The lifeless body of Hugo Longride, pierced by several spears and knives, lies on the ground of the deserted arena. This shocking tableau fails to surprise Doctor Doom, however; he came to Hollywood expecting to find his secret agent dead. “You were a work of art! No one ever suspected that Hugo Longride was one of my pawns,” Doom says, tearing off the dead agent’s head, “…one of the most sophisticated robots I’ve ever created!” He holds the android’s head in his hand, examining the wires and circuitry which hang below its neck. He will mourn its passing, he says, especially because without it, he can no longer receive updates on the man who claims to be his son.

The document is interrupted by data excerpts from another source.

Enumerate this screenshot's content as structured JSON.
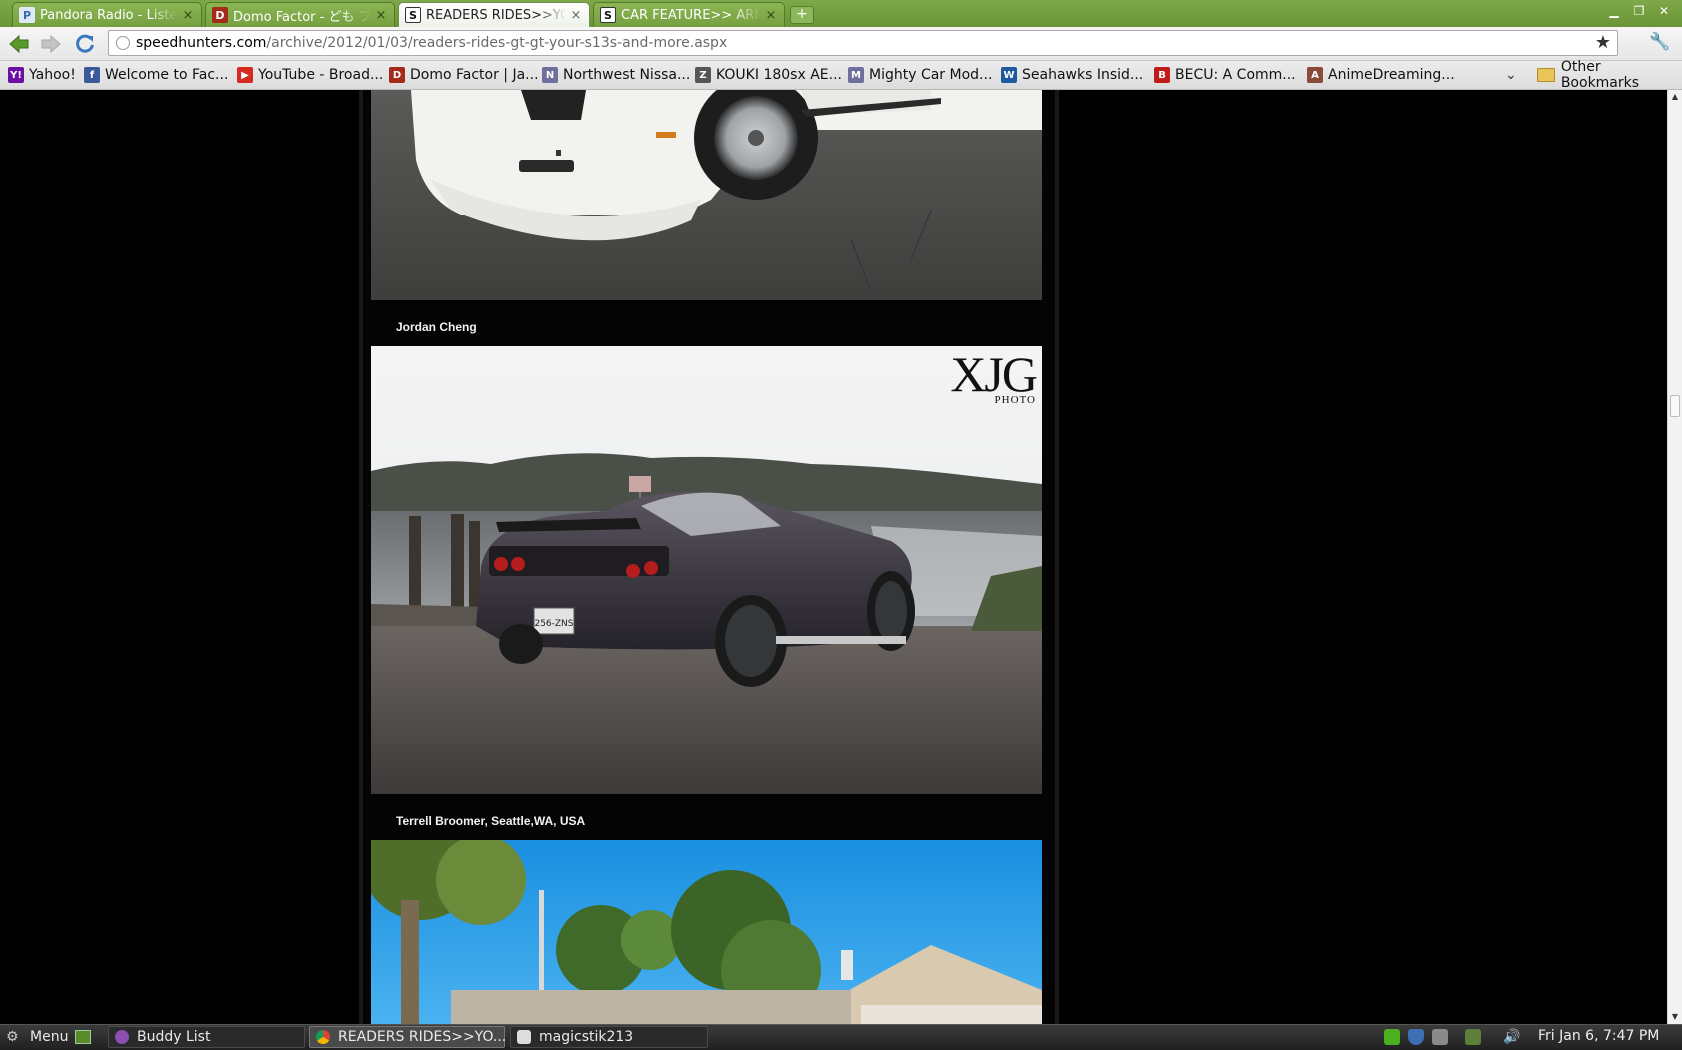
{
  "browser": {
    "tabs": [
      {
        "title": "Pandora Radio - Listen to",
        "favicon": "P",
        "favicon_color": "#3668b0",
        "active": false
      },
      {
        "title": "Domo Factor - ども ファクター",
        "favicon": "D",
        "favicon_color": "#a42a1c",
        "active": false
      },
      {
        "title": "READERS RIDES>>YOUR",
        "favicon": "S",
        "favicon_color": "#111111",
        "active": true
      },
      {
        "title": "CAR FEATURE>> ARMS",
        "favicon": "S",
        "favicon_color": "#111111",
        "active": false
      }
    ],
    "new_tab_label": "+",
    "url_domain": "speedhunters.com",
    "url_path": "/archive/2012/01/03/readers-rides-gt-gt-your-s13s-and-more.aspx",
    "bookmarks": [
      {
        "label": "Yahoo!",
        "icon": "Y!",
        "color": "#6b0fa5"
      },
      {
        "label": "Welcome to Fac...",
        "icon": "f",
        "color": "#3b5998"
      },
      {
        "label": "YouTube - Broad...",
        "icon": "▶",
        "color": "#d62a20"
      },
      {
        "label": "Domo Factor | Ja...",
        "icon": "D",
        "color": "#a42a1c"
      },
      {
        "label": "Northwest Nissa...",
        "icon": "N",
        "color": "#6f6f9e"
      },
      {
        "label": "KOUKI 180sx AE...",
        "icon": "Z",
        "color": "#555555"
      },
      {
        "label": "Mighty Car Mod...",
        "icon": "M",
        "color": "#6f6f9e"
      },
      {
        "label": "Seahawks Insid...",
        "icon": "W",
        "color": "#1f5aa0"
      },
      {
        "label": "BECU: A Comm...",
        "icon": "B",
        "color": "#c01a1a"
      },
      {
        "label": "AnimeDreaming...",
        "icon": "A",
        "color": "#8a4a3a"
      }
    ],
    "other_bookmarks": "Other Bookmarks"
  },
  "page": {
    "captions": [
      "Jordan Cheng",
      "Terrell Broomer, Seattle,WA, USA"
    ],
    "watermark_main": "XJG",
    "watermark_sub": "PHOTO",
    "plate_text": "256-ZNS"
  },
  "taskbar": {
    "menu_label": "Menu",
    "windows": [
      {
        "label": "Buddy List",
        "active": false
      },
      {
        "label": "READERS RIDES>>YO...",
        "active": true
      },
      {
        "label": "magicstik213",
        "active": false
      }
    ],
    "clock": "Fri Jan  6,  7:47 PM"
  },
  "colors": {
    "tab_strip": "#7fa84a",
    "page_background": "#000000",
    "caption_text": "#f2f2f2"
  }
}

This business with his alleged son must end, Doom decides, as he intends to be the sole ruler of Latveria. He has no room in his life for an heir. It is my move, Doom says to himself. Yes, it is as simple as a game of chess. It will take but a few strategic moves to topple this empire.

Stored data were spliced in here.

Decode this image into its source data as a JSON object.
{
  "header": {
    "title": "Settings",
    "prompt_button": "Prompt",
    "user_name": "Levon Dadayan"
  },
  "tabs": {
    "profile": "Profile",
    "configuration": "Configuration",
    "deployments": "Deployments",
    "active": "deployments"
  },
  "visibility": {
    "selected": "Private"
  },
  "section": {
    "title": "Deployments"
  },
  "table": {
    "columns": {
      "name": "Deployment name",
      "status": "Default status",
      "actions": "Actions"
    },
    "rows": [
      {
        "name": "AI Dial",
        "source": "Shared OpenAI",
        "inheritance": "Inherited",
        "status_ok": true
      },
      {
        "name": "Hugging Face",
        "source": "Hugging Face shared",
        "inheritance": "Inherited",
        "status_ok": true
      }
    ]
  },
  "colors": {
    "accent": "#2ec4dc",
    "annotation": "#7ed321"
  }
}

Nearby, in the coliseum’s dungeon, Beast and Dazzler hang by their feet in chain restraints. Hank, his face mere inches from Alison’s, tries to lighten the mood. “I remember when I was a kid, bullies would take cats and tie them on clotheslines like this,” he says to Dazzler. “No matter how well they got along before, they’d scratch at each other until they were both dead.” His anecdote fails to make Alison feel better. It actually does the opposite, and horrifies her. Hank half-heartedly apologizes; as he cannot break their chains, he at least wanted to lighten the mood. Alison assures him she understands, and adds that his ribald humor is one reason she loves him.

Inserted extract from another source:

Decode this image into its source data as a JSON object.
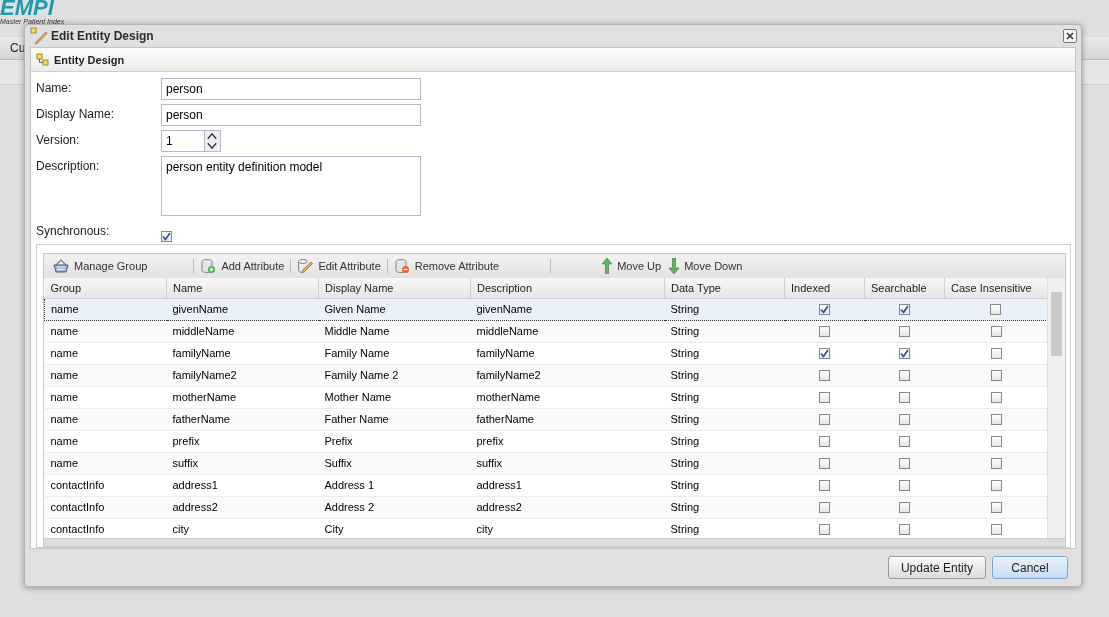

Beast asks Dazzler to use her power to illuminate the room. She does, but after seeing the decaying corpses of prisoners past, Beast immediately changes his mind. Dazzler complies. “I don’t mind the dark,” she says, “as long as I get to hang around with you.” Hank laughs at her twisted pun, adding that his sense of humor must be contagious. Humor helps in situations like theirs, he adds. Fate swept them into the hands of manipulators, who turned them both into parodies of themselves: Dazzler into a bleeding “star,” and Beast into a feral, inhuman monster. At least you didn’t succumb to the lure of the theater, Dazzler says. Hank eases her guilt by reminding her that rehashing the past will not help them escape captivity. Sensing an opportune moment, he swings forward and presses his lips against Alison’s.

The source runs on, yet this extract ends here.